The first thing investors need to work out is what they can afford and then start looking at areas that suit that budget and have the potential for sustainable growth.
“Essentially they’re looking for a location that hasn’t peaked yet on the property clock,” he says. “Which markets look like they’re about to take off?
“My job as a buyers’ advocate is to try to find value and, right now, I’ve got to say that’s very, very hard, especially in the established markets.
“I can look at a property and work out what I think it is worth and tell that to the client – and then, a week later, somebody else is paying $30,000 to $40,000 more for it.”
Graham says anyone can pay a premium to secure an investment property but it is more important to find value, which in the current market can be a slower process.
“I’d rather get investors the right property, than jump into something for the sake of getting the deal done tonight.”
He says locations which are worth considering for investment at the moment include Springfield, about 40km south-west of Brisbane in the City of Ipswich.
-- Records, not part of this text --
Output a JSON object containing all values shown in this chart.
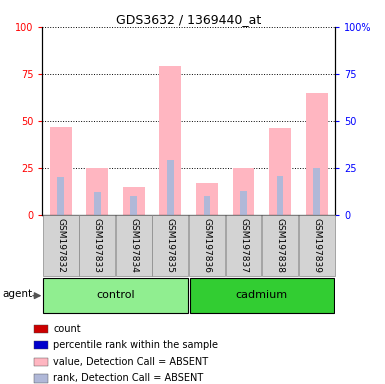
{
  "title": "GDS3632 / 1369440_at",
  "samples": [
    "GSM197832",
    "GSM197833",
    "GSM197834",
    "GSM197835",
    "GSM197836",
    "GSM197837",
    "GSM197838",
    "GSM197839"
  ],
  "groups": [
    "control",
    "control",
    "control",
    "control",
    "cadmium",
    "cadmium",
    "cadmium",
    "cadmium"
  ],
  "value_absent": [
    47,
    25,
    15,
    79,
    17,
    25,
    46,
    65
  ],
  "rank_absent": [
    20,
    12,
    10,
    29,
    10,
    13,
    21,
    25
  ],
  "ylim": [
    0,
    100
  ],
  "yticks": [
    0,
    25,
    50,
    75,
    100
  ],
  "ytick_labels_left": [
    "0",
    "25",
    "50",
    "75",
    "100"
  ],
  "ytick_labels_right": [
    "0",
    "25",
    "50",
    "75",
    "100%"
  ],
  "color_value_absent": "#FFB6C1",
  "color_rank_absent": "#B0B8D8",
  "color_count": "#CC0000",
  "color_rank": "#0000CC",
  "bg_label_control": "#90EE90",
  "bg_label_cadmium": "#32CD32",
  "group_control_label": "control",
  "group_cadmium_label": "cadmium",
  "agent_label": "agent",
  "legend_items": [
    "count",
    "percentile rank within the sample",
    "value, Detection Call = ABSENT",
    "rank, Detection Call = ABSENT"
  ],
  "legend_colors": [
    "#CC0000",
    "#0000CC",
    "#FFB6C1",
    "#B0B8D8"
  ]
}
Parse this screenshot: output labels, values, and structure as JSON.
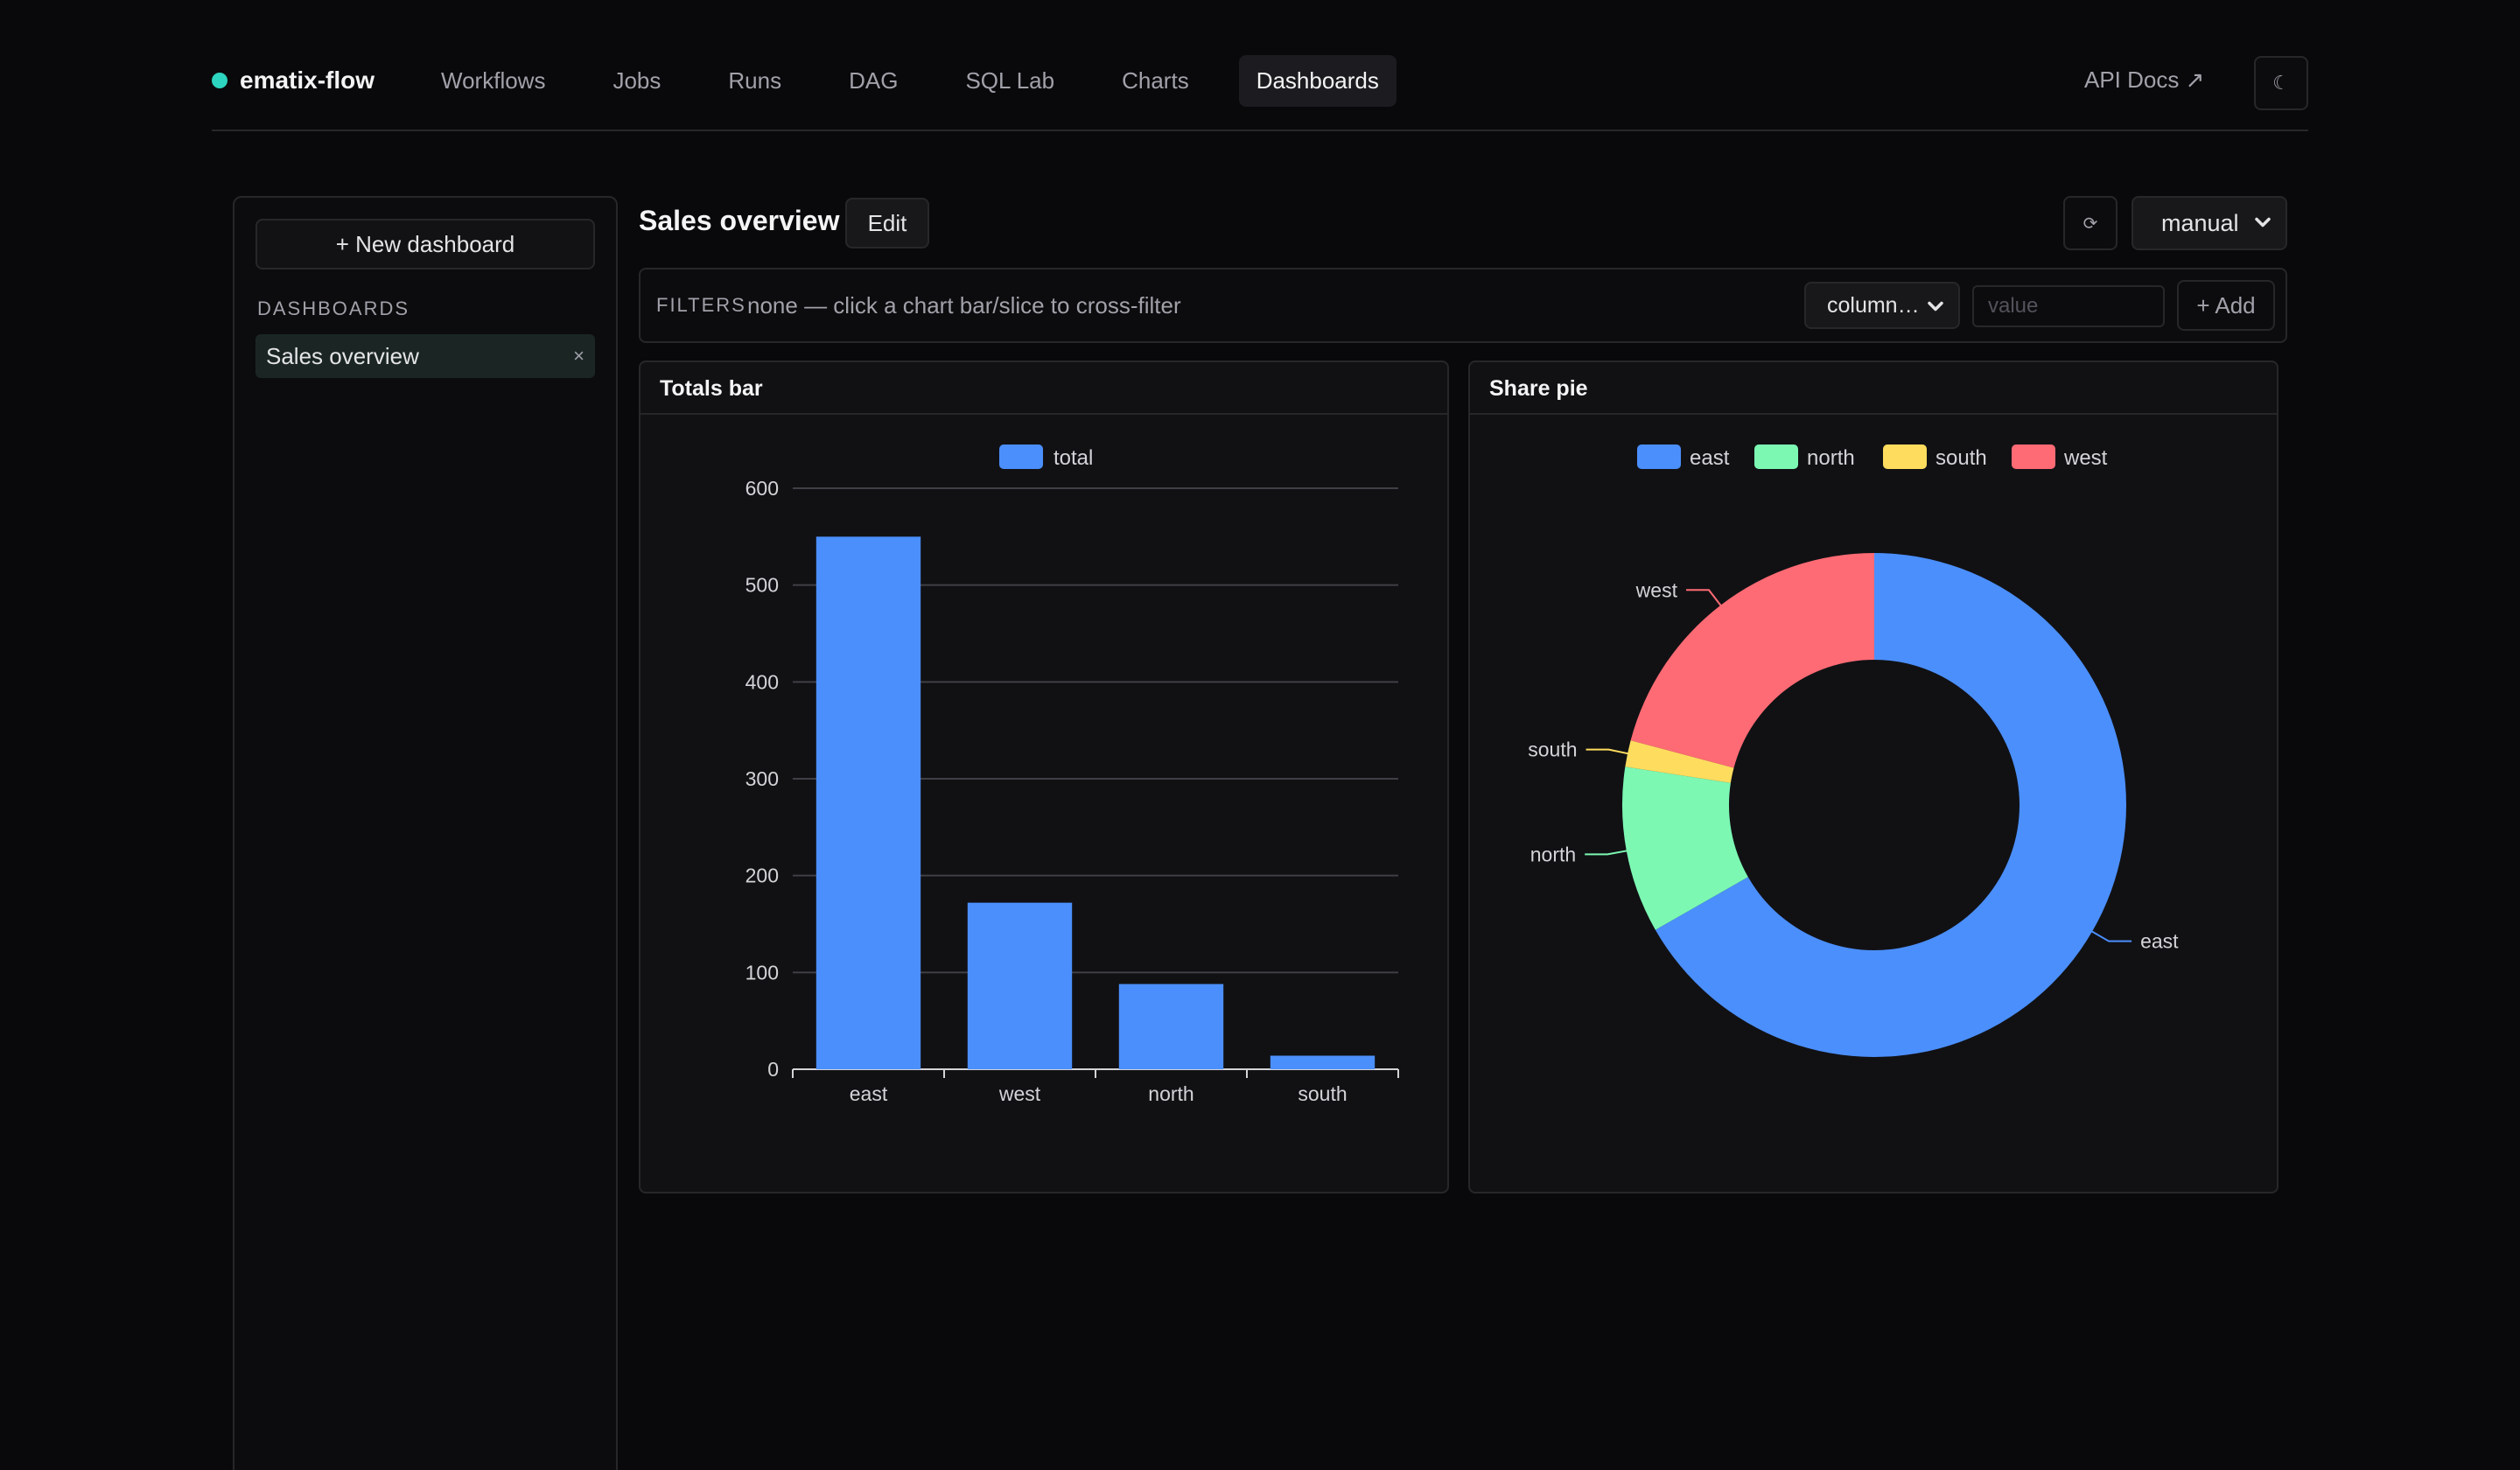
{
  "nav": {
    "brand": "ematix-flow",
    "links": [
      "Workflows",
      "Jobs",
      "Runs",
      "DAG",
      "SQL Lab",
      "Charts",
      "Dashboards"
    ],
    "active": "Dashboards",
    "api_docs": "API Docs ↗",
    "theme_icon": "☾"
  },
  "sidebar": {
    "new_button": "+ New dashboard",
    "heading": "DASHBOARDS",
    "items": [
      {
        "label": "Sales overview",
        "close": "×"
      }
    ]
  },
  "header": {
    "title": "Sales overview",
    "edit": "Edit",
    "refresh_icon": "⟳",
    "refresh_mode": "manual"
  },
  "filters": {
    "label": "FILTERS",
    "hint": "none — click a chart bar/slice to cross-filter",
    "column_select": "column…",
    "value_placeholder": "value",
    "add": "+ Add"
  },
  "chart_data": [
    {
      "title": "Totals bar",
      "type": "bar",
      "categories": [
        "east",
        "west",
        "north",
        "south"
      ],
      "series": [
        {
          "name": "total",
          "values": [
            550,
            172,
            88,
            14
          ],
          "color": "#4b8ffc"
        }
      ],
      "ylim": [
        0,
        600
      ],
      "yticks": [
        0,
        100,
        200,
        300,
        400,
        500,
        600
      ],
      "grid": true,
      "legend": "top-center"
    },
    {
      "title": "Share pie",
      "type": "pie",
      "donut": true,
      "slices": [
        {
          "label": "east",
          "value": 550,
          "color": "#4b8ffc"
        },
        {
          "label": "north",
          "value": 88,
          "color": "#7cf8b3"
        },
        {
          "label": "south",
          "value": 14,
          "color": "#fedc5e"
        },
        {
          "label": "west",
          "value": 172,
          "color": "#ff6b74"
        }
      ],
      "legend": "top-center"
    }
  ]
}
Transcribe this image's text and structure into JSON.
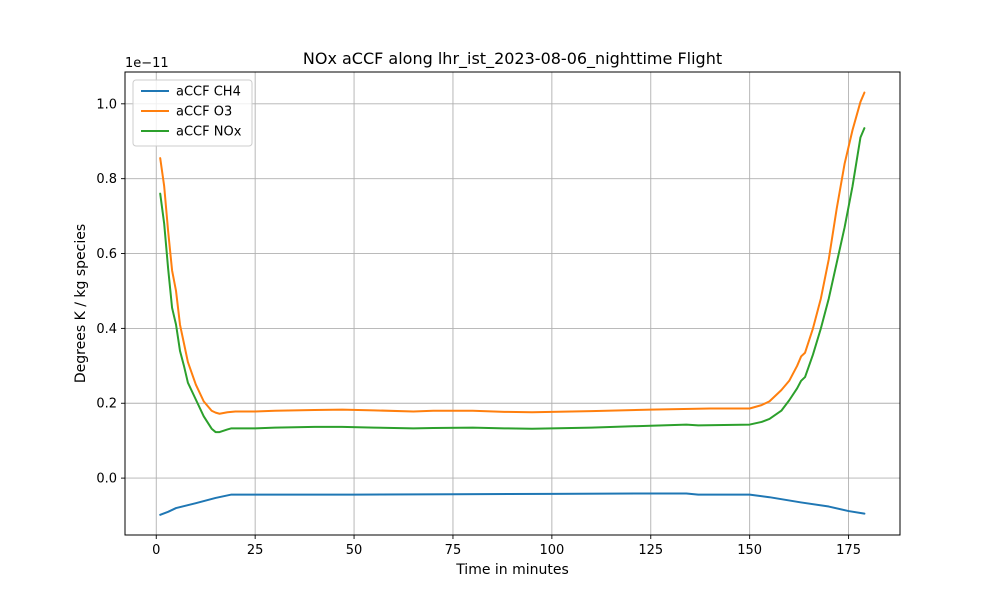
{
  "chart_data": {
    "type": "line",
    "title": "NOx aCCF along lhr_ist_2023-08-06_nighttime Flight",
    "xlabel": "Time in minutes",
    "ylabel": "Degrees K / kg species",
    "y_offset_text": "1e−11",
    "y_scale_factor": 1e-11,
    "xlim": [
      -7.9,
      188.0
    ],
    "ylim": [
      -0.152,
      1.085
    ],
    "x_ticks": [
      0,
      25,
      50,
      75,
      100,
      125,
      150,
      175
    ],
    "x_tick_labels": [
      "0",
      "25",
      "50",
      "75",
      "100",
      "125",
      "150",
      "175"
    ],
    "y_ticks": [
      0.0,
      0.2,
      0.4,
      0.6,
      0.8,
      1.0
    ],
    "y_tick_labels": [
      "0.0",
      "0.2",
      "0.4",
      "0.6",
      "0.8",
      "1.0"
    ],
    "grid": true,
    "legend_position": "upper-left",
    "series": [
      {
        "name": "aCCF CH4",
        "color": "#1f77b4",
        "x": [
          1,
          3,
          5,
          10,
          15,
          19,
          25,
          50,
          75,
          100,
          125,
          134,
          137,
          150,
          155,
          163,
          170,
          175,
          179
        ],
        "y": [
          -0.098,
          -0.09,
          -0.08,
          -0.067,
          -0.053,
          -0.044,
          -0.044,
          -0.044,
          -0.043,
          -0.042,
          -0.041,
          -0.041,
          -0.044,
          -0.044,
          -0.051,
          -0.065,
          -0.076,
          -0.088,
          -0.095
        ]
      },
      {
        "name": "aCCF O3",
        "color": "#ff7f0e",
        "x": [
          1,
          2,
          3,
          4,
          5,
          6,
          7,
          8,
          10,
          12,
          14,
          15,
          16,
          18,
          20,
          25,
          30,
          40,
          47,
          55,
          65,
          70,
          80,
          88,
          95,
          110,
          125,
          140,
          150,
          153,
          155,
          158,
          160,
          162,
          163,
          164,
          166,
          168,
          170,
          172,
          174,
          176,
          178,
          179
        ],
        "y": [
          0.855,
          0.78,
          0.66,
          0.555,
          0.5,
          0.41,
          0.36,
          0.31,
          0.25,
          0.205,
          0.18,
          0.175,
          0.172,
          0.176,
          0.178,
          0.178,
          0.18,
          0.182,
          0.183,
          0.181,
          0.178,
          0.18,
          0.18,
          0.177,
          0.176,
          0.179,
          0.183,
          0.186,
          0.186,
          0.195,
          0.205,
          0.235,
          0.26,
          0.3,
          0.325,
          0.335,
          0.4,
          0.48,
          0.585,
          0.72,
          0.84,
          0.93,
          1.005,
          1.03
        ]
      },
      {
        "name": "aCCF NOx",
        "color": "#2ca02c",
        "x": [
          1,
          2,
          3,
          4,
          5,
          6,
          7,
          8,
          10,
          12,
          14,
          15,
          16,
          18,
          19,
          25,
          30,
          40,
          47,
          55,
          65,
          70,
          80,
          88,
          95,
          110,
          125,
          134,
          137,
          150,
          153,
          155,
          158,
          160,
          162,
          163,
          164,
          166,
          168,
          170,
          172,
          174,
          176,
          178,
          179
        ],
        "y": [
          0.76,
          0.68,
          0.56,
          0.455,
          0.41,
          0.34,
          0.3,
          0.255,
          0.21,
          0.165,
          0.132,
          0.123,
          0.123,
          0.13,
          0.133,
          0.133,
          0.135,
          0.137,
          0.137,
          0.135,
          0.133,
          0.134,
          0.135,
          0.133,
          0.132,
          0.135,
          0.14,
          0.143,
          0.141,
          0.143,
          0.15,
          0.158,
          0.18,
          0.208,
          0.24,
          0.26,
          0.27,
          0.33,
          0.4,
          0.48,
          0.575,
          0.67,
          0.78,
          0.91,
          0.935
        ]
      }
    ]
  }
}
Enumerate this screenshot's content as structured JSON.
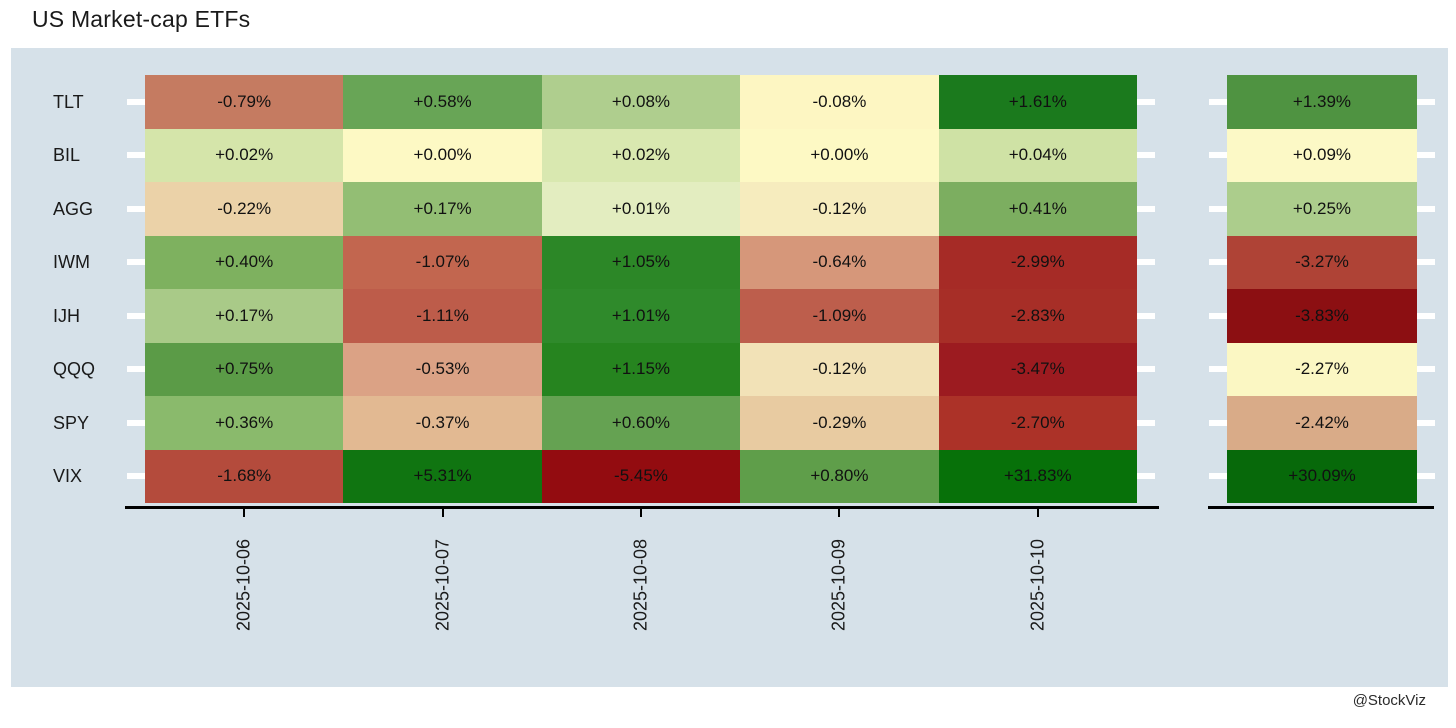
{
  "title": "US Market-cap ETFs",
  "watermark": "@StockViz",
  "chart_data": {
    "type": "heatmap",
    "title": "US Market-cap ETFs",
    "colormap": "RdYlGn",
    "panel_background": "#d6e1e9",
    "axis_color": "#000000",
    "tick_dash_color": "#ffffff",
    "rows": [
      "TLT",
      "BIL",
      "AGG",
      "IWM",
      "IJH",
      "QQQ",
      "SPY",
      "VIX"
    ],
    "columns": [
      "2025-10-06",
      "2025-10-07",
      "2025-10-08",
      "2025-10-09",
      "2025-10-10"
    ],
    "values": [
      [
        -0.79,
        0.58,
        0.08,
        -0.08,
        1.61
      ],
      [
        0.02,
        0.0,
        0.02,
        0.0,
        0.04
      ],
      [
        -0.22,
        0.17,
        0.01,
        -0.12,
        0.41
      ],
      [
        0.4,
        -1.07,
        1.05,
        -0.64,
        -2.99
      ],
      [
        0.17,
        -1.11,
        1.01,
        -1.09,
        -2.83
      ],
      [
        0.75,
        -0.53,
        1.15,
        -0.12,
        -3.47
      ],
      [
        0.36,
        -0.37,
        0.6,
        -0.29,
        -2.7
      ],
      [
        -1.68,
        5.31,
        -5.45,
        0.8,
        31.83
      ]
    ],
    "labels": [
      [
        "-0.79%",
        "+0.58%",
        "+0.08%",
        "-0.08%",
        "+1.61%"
      ],
      [
        "+0.02%",
        "+0.00%",
        "+0.02%",
        "+0.00%",
        "+0.04%"
      ],
      [
        "-0.22%",
        "+0.17%",
        "+0.01%",
        "-0.12%",
        "+0.41%"
      ],
      [
        "+0.40%",
        "-1.07%",
        "+1.05%",
        "-0.64%",
        "-2.99%"
      ],
      [
        "+0.17%",
        "-1.11%",
        "+1.01%",
        "-1.09%",
        "-2.83%"
      ],
      [
        "+0.75%",
        "-0.53%",
        "+1.15%",
        "-0.12%",
        "-3.47%"
      ],
      [
        "+0.36%",
        "-0.37%",
        "+0.60%",
        "-0.29%",
        "-2.70%"
      ],
      [
        "-1.68%",
        "+5.31%",
        "-5.45%",
        "+0.80%",
        "+31.83%"
      ]
    ],
    "colors": [
      [
        "#c57b61",
        "#68a556",
        "#afce8e",
        "#fdf6c2",
        "#1b7a1d"
      ],
      [
        "#d5e5aa",
        "#fdf9c4",
        "#d9e8b0",
        "#fdf9c4",
        "#cfe2a5"
      ],
      [
        "#ebd2a8",
        "#93be74",
        "#e3edc0",
        "#f6ecbe",
        "#7cae60"
      ],
      [
        "#7eb15f",
        "#c2664f",
        "#2c8727",
        "#d6977a",
        "#a62b26"
      ],
      [
        "#a9ca88",
        "#bd5c4a",
        "#2f8a2b",
        "#bd5e4c",
        "#a72e27"
      ],
      [
        "#5b9b47",
        "#dba285",
        "#26841f",
        "#f2e2b7",
        "#9c1b20"
      ],
      [
        "#8aba6c",
        "#e2b992",
        "#65a252",
        "#e8cba1",
        "#ac3228"
      ],
      [
        "#b44b3c",
        "#107511",
        "#930c10",
        "#5f9e4a",
        "#077109"
      ]
    ],
    "summary_column": {
      "values": [
        1.39,
        0.09,
        0.25,
        -3.27,
        -3.83,
        -2.27,
        -2.42,
        30.09
      ],
      "labels": [
        "+1.39%",
        "+0.09%",
        "+0.25%",
        "-3.27%",
        "-3.83%",
        "-2.27%",
        "-2.42%",
        "+30.09%"
      ],
      "colors": [
        "#4f9341",
        "#fcf9c6",
        "#accd8c",
        "#af4336",
        "#8c0f12",
        "#fbf7c3",
        "#d9ab88",
        "#07690a"
      ]
    }
  }
}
The master-planned community has substantial amenity, a train station connecting to central Brisbane and affordable properties for less than $600,000.
Also worth considering are nearby suburbs such as Ripley or Greenbank, where it was possible to find good properties for less than $500,000.
Graham says Toowoomba in Queensland is also a region worth considering for investment, as he believes it has the same potential as Ballarat, as it has a similar population, great infrastructure projects under way and a modern airport.
There is still value in parts of Geelong and Ballarat although it is a little difficult for investors who are seeking new builds.
Investors looking to purchase new may have a long wait as most builders are extremely busy trying to meet HomeBuilder contracts and many are struggling to obtain materials.
“Even if you can get the land, trying to find a builder is next to impossible,” he says.
Previously the Sunshine Coast would have been on Graham’s radar as a good investment location, but he says significant increases in demand and prices have made it much harder to find value there, especially for investors.
Graham says he typically seeks properties with a rental yield of about 6%.
“As a general rule of thumb, you’re going to find that higher yield in the smaller capital cities and in good regional centres.”
Adelaide is providing good rental yields relative to the bigger cities and regional markets like Ballarat and Bendigo are still performing well.